The Fluid Manifesto: Emergent symmetries, hydrodynamics, and black holes
Felix M. Haehl, R. Loganayagam, Mukund Rangamani
TL;DR
The paper proposes that relativistic hydrodynamics can be derived as a Wilsonian effective field theory from Schwinger-Keldysh path integrals by elevating the doubled SK structure to a topological, cohomological framework with an emergent ${U(1)_{\sf T}}$ gauge invariance that encodes entropy. It identifies three core features—field doubling with a BRST-like symmetry, a topological subsector for difference operators, and KMS-related charges that become local in the hydrodynamic limit—and shows how these yield a twisted supersymmetric sigma-model description of fluids, with entropy current arising as a Noether current. Evidence is provided via Mathai-Quillen/MSR constructions, a topological interpretation of Brownian branes, and connections to dissipation and fluctuation relations; the framework further extends to black hole physics through the fluid/gravity correspondence, positing a $U(1)_{\sf T}$ brane in the bulk that encapsulates thermodynamic and entropic data and offers a holographic route to ER=EPR–like ideas.
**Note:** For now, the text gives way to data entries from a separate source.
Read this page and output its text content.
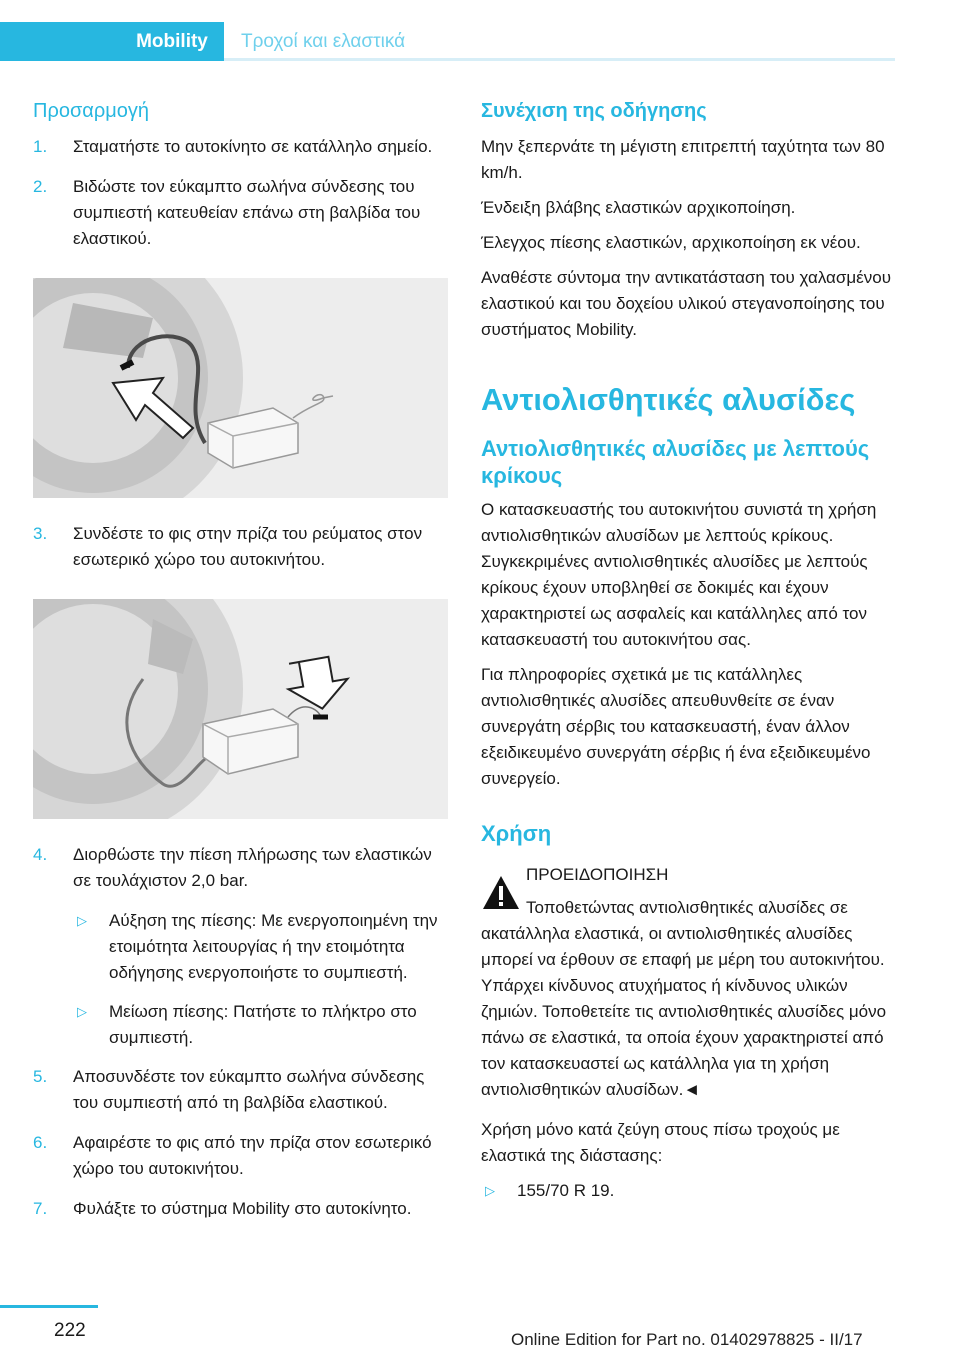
Mobility	Τροχοί και ελαστικά
Προσαρμογή
1. Σταματήστε το αυτοκίνητο σε κατάλληλο σημείο.
2. Βιδώστε τον εύκαμπτο σωλήνα σύνδεσης του συμπιεστή κατευθείαν επάνω στη βαλβίδα του ελαστικού.
3. Συνδέστε το φις στην πρίζα του ρεύματος στον εσωτερικό χώρο του αυτοκινήτου.
4. Διορθώστε την πίεση πλήρωσης των ελαστικών σε τουλάχιστον 2,0 bar.
▷ Αύξηση της πίεσης: Με ενεργοποιημένη την ετοιμότητα λειτουργίας ή την ετοιμότητα οδήγησης ενεργοποιήστε το συμπιεστή.
▷ Μείωση πίεσης: Πατήστε το πλήκτρο στο συμπιεστή.
5. Αποσυνδέστε τον εύκαμπτο σωλήνα σύνδεσης του συμπιεστή από τη βαλβίδα ελαστικού.
6. Αφαιρέστε το φις από την πρίζα στον εσωτερικό χώρο του αυτοκινήτου.
7. Φυλάξτε το σύστημα Mobility στο αυτοκίνητο.
Συνέχιση της οδήγησης

Μην ξεπερνάτε τη μέγιστη επιτρεπτή ταχύτητα των 80 km/h.

Ένδειξη βλάβης ελαστικών αρχικοποίηση.

Έλεγχος πίεσης ελαστικών, αρχικοποίηση εκ νέου.

Αναθέστε σύντομα την αντικατάσταση του χαλασμένου ελαστικού και του δοχείου υλικού στεγανοποίησης του συστήματος Mobility.

Αντιολισθητικές αλυσίδες
Αντιολισθητικές αλυσίδες με λεπτούς κρίκους

Ο κατασκευαστής του αυτοκινήτου συνιστά τη χρήση αντιολισθητικών αλυσίδων με λεπτούς κρίκους. Συγκεκριμένες αντιολισθητικές αλυσίδες με λεπτούς κρίκους έχουν υποβληθεί σε δοκιμές και έχουν χαρακτηριστεί ως ασφαλείς και κατάλληλες από τον κατασκευαστή του αυτοκινήτου σας.

Για πληροφορίες σχετικά με τις κατάλληλες αντιολισθητικές αλυσίδες απευθυνθείτε σε έναν συνεργάτη σέρβις του κατασκευαστή, έναν άλλον εξειδικευμένο συνεργάτη σέρβις ή ένα εξειδικευμένο συνεργείο.

Χρήση

ΠΡΟΕΙΔΟΠΟΙΗΣΗ

Τοποθετώντας αντιολισθητικές αλυσίδες σε ακατάλληλα ελαστικά, οι αντιολισθητικές αλυσίδες μπορεί να έρθουν σε επαφή με μέρη του αυτοκινήτου. Υπάρχει κίνδυνος ατυχήματος ή κίνδυνος υλικών ζημιών. Τοποθετείτε τις αντιολισθητικές αλυσίδες μόνο πάνω σε ελαστικά, τα οποία έχουν χαρακτηριστεί από τον κατασκευαστεί ως κατάλληλα για τη χρήση αντιολισθητικών αλυσίδων.◄

Χρήση μόνο κατά ζεύγη στους πίσω τροχούς με ελαστικά της διάστασης:

▷ 155/70 R 19.
222	Online Edition for Part no. 01402978825 - II/17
Collectively, the work lays out a coherent algebraic/topological foundation for non-equilibrium QFT, clarifying dissipation, entropy production, and their holographic incarnations while pointing to concrete structures (e.g., ${\cal N}_T=2$ equivariant cohomology) to be developed in future work.
Abstract
We focus on the question of how relativistic fluid dynamics should be thought of as a Wilsonian effective field theory emerging from Schwinger-Keldysh path integrals. Taking the basic principles of Schwinger-Keldysh formalism seriously, we are led to a series of remarkable statements and conjectures, which we phrase in terms of a broad programme relating relativistic fluid dynamics and topological sigma models. Apart from the intrinsic interest for these ideas from the non-equilibrium field theory viewpoint, we also emphasize its relevance to various fundamental questions in black hole physics.